她的眉宇间还残留着一丝昏迷前的倔强与不甘,只是那张曾经高傲不可一世的脸庞,此刻苍白如纸。
宁川蹲下身,以灵魂力在她体内打入数道封印,将她修为尽数封住。
然后取出一枚疗伤丹药,塞入她口中,吊住她的伤势不让恶化。
“梅剑。”
“公子。”四姐妹连忙上前。
宁川将凤清儿提起,交给梅剑:“把她带上。她是天妖凰族嫡系核心,知道的东西不少。风雷阁的功法、天妖凰族的血脉斗技,都有价值。”
梅剑接过凤清儿,将她扛在肩上,点了点头。
竹剑凑过来看了一眼,撇了撇嘴:“公子,这女人方才那么嚣张,现在倒是老实了。”
宁川没有接话,只是道:“此地不宜久留。费天回去后必然禀报雷尊者,风雷阁用不了多久就会有更强的人来。我们先离开亡魂山脉。”
五人沿着来路离开寒渊。
走出裂谷的那一刻,亡魂山脉的天空依旧笼罩着淡淡的黑雾,山林之间的魔兽嘶吼声此起彼伏。
这片凶地依旧危机四伏,但对此刻的宁川来说,最大的威胁已经不在山林之中。
他回头看了一眼寒渊的方向,然后收回目光,带着四姐妹和昏迷的凤清儿向山脉之外飞掠而去。
万年青灵藤还不知何处去寻,但至少雪骨参已经到手。
天火尊者的生骨融血丹,越来越近了。
而被他擒获的凤清儿,则是他接下来榨取风雷阁与天妖凰族功法的重要突破口。
狂风呼啸,衣袂翻飞。
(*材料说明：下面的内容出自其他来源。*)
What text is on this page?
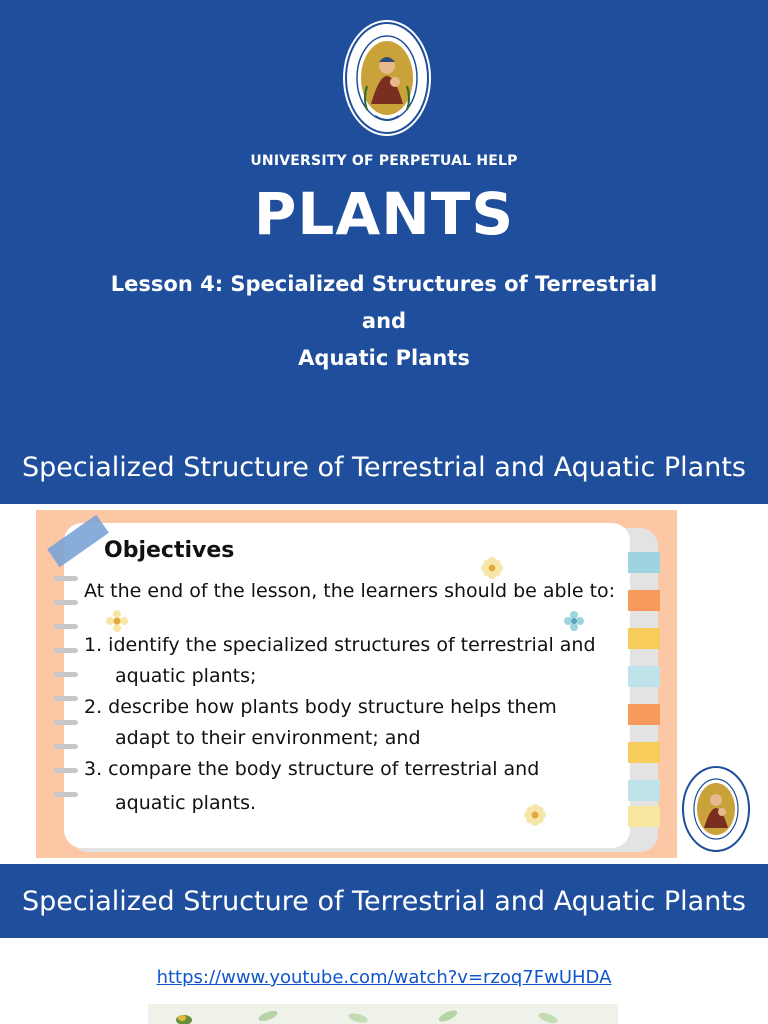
UNIVERSITY OF PERPETUAL HELP
PLANTS
Lesson 4: Specialized Structures of Terrestrial and
Aquatic Plants
Specialized Structure of Terrestrial and Aquatic Plants
Objectives
At the end of the lesson, the learners should be able to:
1. identify the specialized structures of terrestrial and
aquatic plants;
2. describe how plants body structure helps them
adapt to their environment; and
3. compare the body structure of terrestrial and
aquatic plants.
Specialized Structure of Terrestrial and Aquatic Plants
https://www.youtube.com/watch?v=rzoq7FwUHDA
五道身影消失在亡魂山脉的茫茫黑雾之中。
第207章 雷尊者
“你到底是什么人?”
凤清儿的声音打破了山林间的沉寂。
她的脸色依旧苍白,唇边还残留着一丝干涸的血迹,妖凰战甲早已碎裂,混身斗气被封了。
踉踉跄跄的跟在宁川身边,但她嘴上却从未停过。
“我老师是风雷阁的雷尊者,货真价实的斗尊强者!风雷阁位列四方阁之一,在中州北域说一不二,得罪了风雷阁,整个北域都没有你的立足之地!”
她的声音沙哑却凌厉,带着与生俱来的傲气:“更何况,我乃是天妖凰族嫡系核心弟子!天妖凰族,三大魔兽家族之一,族中强者如云,斗尊不下十位,随便一位长老出手都能将你碾成齑粉!”
宁川走在队伍最前方,脚步平稳,头也不回。
凤清儿咬紧银牙,又道:“你最好现在就放了我,我可以向老师求情,只收回你的三千雷动,不取你性命。否则风雷阁与天妖凰族联手追缉,整个中州都没有你的容身之地!”
依旧没有回应。山风呼啸,吹得她的声音显得有些空洞。
“你听见没有!你到底知不知道你惹了多大的麻烦!你……”
“够了!”
竹剑猛地停下脚步,转过身来,双手叉腰,俏脸上满是怒意:“你烦不烦?从早上到现在,翻来覆去就那么几句,你不累我们还嫌吵呢!什么风雷阁什么天妖凰族,很了不起吗?”
“就是!”菊剑也转过身,圆圆的脸蛋上满是不忿:“刚才那个什么费天,不就是风雷阁北阁阁主吗?被我公子三两下就打得落荒而逃,连你都顾不上带走!就这种货色,也配让我们公子害怕?”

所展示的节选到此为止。